264031 “Man-Up Moment”: Perceptions of fathers' involvement during pregnancy in a black community

Monday, October 29, 2012 : 3:00 PM - 3:15 PM

Natalie Rella, MPH, CPH , College of Public Health, University of South Florida, Tampa, FL
Adejoke Ogunrinde, MBBS , College of Public Health, University of South Florida, Tampa, FL
Erica Coates, BA , College of Arts and Sciences, University of South Florida, Tampa, FL
Jamila Seaton, BS , College of Public Health, University of South Florida, Tampa, FL
Atalie Ashley-Gordon, BA , College of Public Health, University of South Florida, Tampa, FL
Robert Lucio, PhD , Department of Community and Family Health, University of South Florida, Tampa, FL
In Hillsborough County, Florida, the rate of infant mortality among Black populations is four times higher than their White counterparts. Research suggests that external factors, (e.g. stress), impact mothers' and fetuses' health status. Paternal involvement (PI) improves poor birth outcomes; however, little is known about the mechanism through which PI during pregnancy may improve outcomes. Identifying community-specific contexts is essential in developing culturally appropriate research questions and intervention strategies to address infant health disparities.

Utilizing a Community-Based Participatory Research approach, we sought to describe the language used to characterize PI, expectations the Black community has regarding PI, and types of support desired from fathers. Thirty-eight residents (>18yrs), recruited from the East Tampa community, participated in 10 focus group sessions. Transcribed sessions were entered into an ATLAS.ti database for content analysis. Five major thematic domains emerged: support, responsibility, relationship, barriers, and other related themes. Themes describing physical and emotional support and support from others were reported by over 80% of participants. Responsible actions, commitment, and parental cooperation were reported by over 70% of participants, and 87% of participants reported other related themes.

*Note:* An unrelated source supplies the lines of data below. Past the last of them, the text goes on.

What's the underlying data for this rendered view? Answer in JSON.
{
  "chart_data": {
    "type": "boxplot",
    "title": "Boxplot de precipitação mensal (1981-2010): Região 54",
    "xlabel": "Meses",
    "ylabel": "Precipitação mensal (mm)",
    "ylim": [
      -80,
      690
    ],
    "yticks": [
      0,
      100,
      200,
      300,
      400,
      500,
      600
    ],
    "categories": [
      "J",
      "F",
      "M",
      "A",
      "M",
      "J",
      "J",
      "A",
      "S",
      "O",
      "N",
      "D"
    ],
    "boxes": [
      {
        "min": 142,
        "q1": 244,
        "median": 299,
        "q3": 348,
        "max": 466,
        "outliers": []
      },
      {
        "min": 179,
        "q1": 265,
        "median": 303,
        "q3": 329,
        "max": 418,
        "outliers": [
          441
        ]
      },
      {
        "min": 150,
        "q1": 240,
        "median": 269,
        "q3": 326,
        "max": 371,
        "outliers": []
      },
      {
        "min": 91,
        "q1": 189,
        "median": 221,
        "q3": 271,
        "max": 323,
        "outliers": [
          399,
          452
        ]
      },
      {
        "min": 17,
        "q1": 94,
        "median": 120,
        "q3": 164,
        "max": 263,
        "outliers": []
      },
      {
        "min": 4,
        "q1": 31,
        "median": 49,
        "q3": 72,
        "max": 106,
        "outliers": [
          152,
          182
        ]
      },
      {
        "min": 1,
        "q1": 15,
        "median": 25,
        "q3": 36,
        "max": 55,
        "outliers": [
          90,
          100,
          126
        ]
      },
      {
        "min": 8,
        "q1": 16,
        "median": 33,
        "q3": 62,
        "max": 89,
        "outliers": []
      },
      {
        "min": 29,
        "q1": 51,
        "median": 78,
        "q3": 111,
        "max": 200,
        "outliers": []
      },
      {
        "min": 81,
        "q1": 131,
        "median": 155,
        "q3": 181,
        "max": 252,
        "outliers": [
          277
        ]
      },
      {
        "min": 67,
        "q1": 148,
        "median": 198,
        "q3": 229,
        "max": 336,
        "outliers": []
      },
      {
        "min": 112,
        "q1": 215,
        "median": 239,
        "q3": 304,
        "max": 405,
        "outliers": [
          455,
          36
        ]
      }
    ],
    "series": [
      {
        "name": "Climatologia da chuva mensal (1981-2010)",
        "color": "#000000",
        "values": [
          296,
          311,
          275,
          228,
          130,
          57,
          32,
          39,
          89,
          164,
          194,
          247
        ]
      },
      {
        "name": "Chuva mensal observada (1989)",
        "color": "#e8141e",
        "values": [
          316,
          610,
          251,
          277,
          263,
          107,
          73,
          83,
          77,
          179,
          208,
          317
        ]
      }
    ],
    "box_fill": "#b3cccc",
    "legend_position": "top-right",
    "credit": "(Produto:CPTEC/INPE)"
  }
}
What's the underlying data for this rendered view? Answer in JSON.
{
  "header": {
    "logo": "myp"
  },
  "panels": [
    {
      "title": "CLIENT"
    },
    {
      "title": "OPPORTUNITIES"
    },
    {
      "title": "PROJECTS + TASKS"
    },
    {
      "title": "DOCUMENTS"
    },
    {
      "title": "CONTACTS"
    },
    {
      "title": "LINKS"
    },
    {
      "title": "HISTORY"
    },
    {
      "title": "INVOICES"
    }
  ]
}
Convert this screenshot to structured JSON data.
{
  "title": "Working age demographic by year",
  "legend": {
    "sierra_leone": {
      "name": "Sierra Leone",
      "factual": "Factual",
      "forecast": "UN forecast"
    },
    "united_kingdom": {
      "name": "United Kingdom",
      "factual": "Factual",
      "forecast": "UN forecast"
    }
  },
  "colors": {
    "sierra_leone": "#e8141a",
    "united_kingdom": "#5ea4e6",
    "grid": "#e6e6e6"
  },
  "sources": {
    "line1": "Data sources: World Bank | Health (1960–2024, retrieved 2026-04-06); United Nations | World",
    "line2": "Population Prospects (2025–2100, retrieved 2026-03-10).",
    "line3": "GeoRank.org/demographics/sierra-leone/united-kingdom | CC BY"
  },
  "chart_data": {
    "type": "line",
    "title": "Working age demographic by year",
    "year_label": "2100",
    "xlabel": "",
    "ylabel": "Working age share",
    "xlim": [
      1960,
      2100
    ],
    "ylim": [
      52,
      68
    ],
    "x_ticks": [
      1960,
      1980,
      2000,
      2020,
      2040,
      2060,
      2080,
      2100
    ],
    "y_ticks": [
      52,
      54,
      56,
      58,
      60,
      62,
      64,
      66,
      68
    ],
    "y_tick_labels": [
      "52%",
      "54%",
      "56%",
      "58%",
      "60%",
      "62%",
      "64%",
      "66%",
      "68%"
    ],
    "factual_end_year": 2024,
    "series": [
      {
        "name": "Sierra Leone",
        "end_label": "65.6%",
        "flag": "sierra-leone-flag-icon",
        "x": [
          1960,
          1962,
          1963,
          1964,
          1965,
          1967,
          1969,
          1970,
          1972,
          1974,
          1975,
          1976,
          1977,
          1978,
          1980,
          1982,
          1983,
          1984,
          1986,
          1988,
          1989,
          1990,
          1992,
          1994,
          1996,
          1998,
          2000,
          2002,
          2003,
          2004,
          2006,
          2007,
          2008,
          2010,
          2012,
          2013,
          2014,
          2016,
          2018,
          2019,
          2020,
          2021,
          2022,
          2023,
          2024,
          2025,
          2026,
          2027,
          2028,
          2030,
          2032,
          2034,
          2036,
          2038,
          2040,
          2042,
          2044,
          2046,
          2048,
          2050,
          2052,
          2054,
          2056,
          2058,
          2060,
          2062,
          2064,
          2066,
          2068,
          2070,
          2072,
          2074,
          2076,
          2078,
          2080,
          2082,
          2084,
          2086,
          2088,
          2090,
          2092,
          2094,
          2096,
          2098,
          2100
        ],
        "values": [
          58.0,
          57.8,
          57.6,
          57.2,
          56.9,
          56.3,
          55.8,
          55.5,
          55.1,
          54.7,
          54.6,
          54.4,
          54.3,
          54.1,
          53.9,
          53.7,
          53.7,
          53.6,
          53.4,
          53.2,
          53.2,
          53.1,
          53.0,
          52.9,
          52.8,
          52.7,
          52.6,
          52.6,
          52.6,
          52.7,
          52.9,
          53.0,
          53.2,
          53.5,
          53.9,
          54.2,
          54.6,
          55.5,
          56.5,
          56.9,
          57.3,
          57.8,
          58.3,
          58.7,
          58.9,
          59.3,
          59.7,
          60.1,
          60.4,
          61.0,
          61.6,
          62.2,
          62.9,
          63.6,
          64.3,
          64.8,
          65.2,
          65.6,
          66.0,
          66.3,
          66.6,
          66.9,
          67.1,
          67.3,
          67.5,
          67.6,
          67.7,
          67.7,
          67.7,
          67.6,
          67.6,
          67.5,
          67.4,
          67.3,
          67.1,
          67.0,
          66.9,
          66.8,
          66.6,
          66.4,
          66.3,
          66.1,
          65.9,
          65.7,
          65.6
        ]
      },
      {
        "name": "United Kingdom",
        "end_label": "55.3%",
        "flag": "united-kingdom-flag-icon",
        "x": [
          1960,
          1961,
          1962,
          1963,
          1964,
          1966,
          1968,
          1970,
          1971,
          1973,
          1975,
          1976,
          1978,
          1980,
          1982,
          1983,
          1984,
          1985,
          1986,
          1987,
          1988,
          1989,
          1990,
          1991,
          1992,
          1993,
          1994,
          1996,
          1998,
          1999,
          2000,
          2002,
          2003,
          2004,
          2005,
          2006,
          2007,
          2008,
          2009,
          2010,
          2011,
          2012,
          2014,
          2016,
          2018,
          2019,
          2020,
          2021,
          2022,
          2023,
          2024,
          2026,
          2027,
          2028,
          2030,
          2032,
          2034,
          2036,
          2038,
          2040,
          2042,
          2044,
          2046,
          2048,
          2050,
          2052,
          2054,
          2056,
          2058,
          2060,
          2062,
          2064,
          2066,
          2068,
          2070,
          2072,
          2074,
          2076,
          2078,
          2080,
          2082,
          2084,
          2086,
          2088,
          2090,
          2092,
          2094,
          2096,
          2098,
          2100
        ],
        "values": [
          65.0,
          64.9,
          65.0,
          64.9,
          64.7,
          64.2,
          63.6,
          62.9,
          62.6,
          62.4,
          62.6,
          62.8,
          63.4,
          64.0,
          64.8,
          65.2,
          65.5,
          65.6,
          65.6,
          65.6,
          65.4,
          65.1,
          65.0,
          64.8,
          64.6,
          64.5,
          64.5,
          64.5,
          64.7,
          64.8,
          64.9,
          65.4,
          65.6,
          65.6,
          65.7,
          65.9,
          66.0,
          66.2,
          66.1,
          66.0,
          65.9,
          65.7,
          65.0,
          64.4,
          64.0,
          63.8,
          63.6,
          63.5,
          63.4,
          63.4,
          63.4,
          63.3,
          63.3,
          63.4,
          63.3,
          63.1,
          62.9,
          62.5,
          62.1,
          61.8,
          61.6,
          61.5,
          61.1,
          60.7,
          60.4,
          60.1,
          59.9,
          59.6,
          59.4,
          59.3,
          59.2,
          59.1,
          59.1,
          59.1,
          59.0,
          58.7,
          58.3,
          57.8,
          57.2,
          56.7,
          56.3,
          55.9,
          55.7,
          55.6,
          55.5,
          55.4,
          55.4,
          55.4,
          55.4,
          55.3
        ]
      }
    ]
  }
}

Participants reported multilevel support, responsible actions, and parental cooperation to be critical when describing PI. Other themes associated with PI included fathers' upbringing and pregnancy intention. A limitation of this study was the small sample size of men (n = 14).

Implications for research and practice include further exploration of parental cooperation and pregnancy intention, development of father-friendly programs, and provision of father-specific mentorship and support services.

Learning Areas:
Diversity and culture
Planning of health education strategies, interventions, and programs
Program planning
Public health or related research
Social and behavioral sciences

Learning Objectives:
Describe the process of Community Based Participatory Research approach applied to a formative assessment. Identify five major domains expectant or recent African American mothers and fathers in Tampa, Florida utilized most frequently to describe paternal involvement. Based on the study findings, learners will be able to discuss implications for future research and practice regarding: A) Positive pregnancy outcomes and paternal involvement among African American mothers and fathers. B) Father-specific programs and support services related to paternal involvement among African Americans.

Keywords: Family Involvement, Pregnancy Outcomes

Presenting author's disclosure statement:

Qualified on the content I am responsible for because: I am a student researcher at the University of South Florida. I am a (2nd year) MPH candidate in the Department of Community and Family Health, at the College of Public Health. I am the project leader of this study.
Any relevant financial relationships? No

I agree to comply with the American Public Health Association Conflict of Interest and Commercial Support Guidelines, and to disclose to the participants any off-label or experimental uses of a commercial product or service discussed in my presentation.